Let's do the same, but instead of using the Z-test, let's use Fisher's exact test (which doesn't have a normal distribution assumption) to get the frequentist $p_f$.

funnels = [
[[0.50, 0.50], 0.5], # the first vector is the actual outcomes,
[[0.50, 0.50], 0.5], # the second is the traffic split
]
N = 20


... and the same at $N=1000$:

At high $N$, $p_f + p_b \simeq 1$ also approximately holds, since here all these frequentist tests become the Z-test.

Question: why the concave relationship at low $N$?

## Bayesian modeling with normals, priors

There is no set rules for how to perform Bayesian modeling, it is the modeler's choice. It is up to us what kind of distributions we use to model the conversion parameter for our funnels. For example, another popular choice (other than the Beta) is the normal distribution. It goes without saying that if we did that, with the parameters chosen as mentioned above for the z-test, we could get exactly complementary probabilities.

Another choice we have in Bayesian modeling is the prior. The prior is some up-front belief we have about the distribution of the conversions, which we then update based on the outcome of the experiment to get the posterior distribution. Two popular choices are $Beta(1, 1)$, which happens to be the uniform distribution, and $Beta(0.5, 0.5)$, called the Jeffreys prior:

# common priors
plt.figure(figsize=(10,5))
x = np.linspace(0.01, 0.99, 1000)
plt.plot(x, beta.pdf(x, 1, 1))
plt.plot(x, beta.pdf(x, 0.5, 0.5))
plt.legend(['Beta(1, 1)', 'Beta(0.5, 0.5)'])


When we have a prior belief expressed as a Beta distribution $Beta(\alpha_0, \beta_0)$, after we run the A/B test which yields $\alpha$ conversions and $\beta$ non-conversion events, the posterior will be the Beta distribution $Beta(\alpha_0+\alpha, \beta_0+\beta)$. As you can imagine, at reasonable samples sizes such as $N>100$, Beta priors with relatively low parameters don’t matter much; this is called “washing out the prior with observations”.

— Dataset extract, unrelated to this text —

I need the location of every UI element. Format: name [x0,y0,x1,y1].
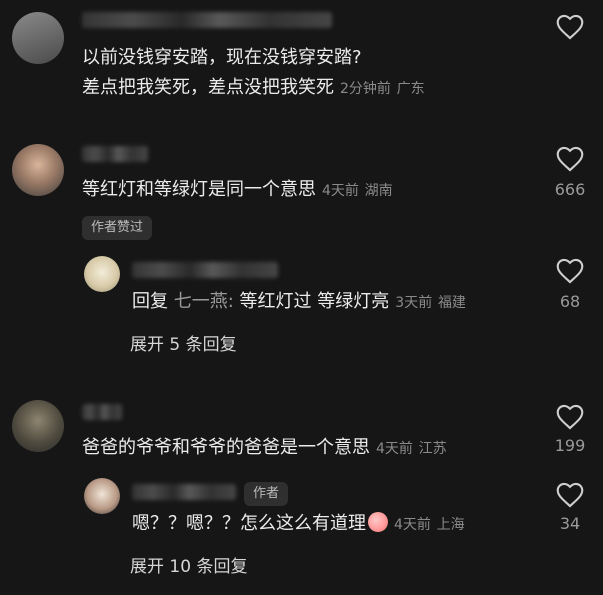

However, note that any sort of prior can be chosen, including a very strong one that doesn’t wash out with $N=1000$ samples, like $Beta(1M, 1M)$; this is saying the modeler has a very strong prior belief that the conversion is 50%, and she needs to see millions of observations to convince her otherwise; getting 10 out of 100 will not convince her, since $Beta(1M+10, 1M+100) \simeq Beta(1M, 1M)$ is still a peak around 0.5 (notice the x-axis):

This is a modeling decision. Obviously, with strong priors like this $p_f + p_b \simeq 1$ will not hold (since $p_b$ will be frozen until a lot of observations are collected). Also, any distribution can be chosen by the modeler for the posterior.

## Conclusion

So in general, the $p_f + p_b \simeq 1$ approximation is not true, it only happens to roughly hold when:

• using Z-tests on the frequentist side (or other tests whose p value becomes the Z-test's at large $N$), and
• using Beta distributions (or other distributions that become roughly normal at large $N$) for Bayesian modeling, and
• using a weak prior that is washed out

Turning it around: Bayesian inference, when applied to A/B testing using Beta distributions (or other distributions that become normal at large $N$) and weak priors, at reasonable sample sizes, yields roughly complementary probabilities to frequentist tests such as the Z-test (or other tests whose p value becomes the Z-test's at large $N$): $p_f + p_b \simeq 1$. At the end of the day, in conversion A/B testing, in the absence of strong prior beliefs, at reasonable sample sizes we end up putting roughly gaussian shaped functions around measured averages, so different statistical procedures yield roughly the same (complementary) probabilities and decisions.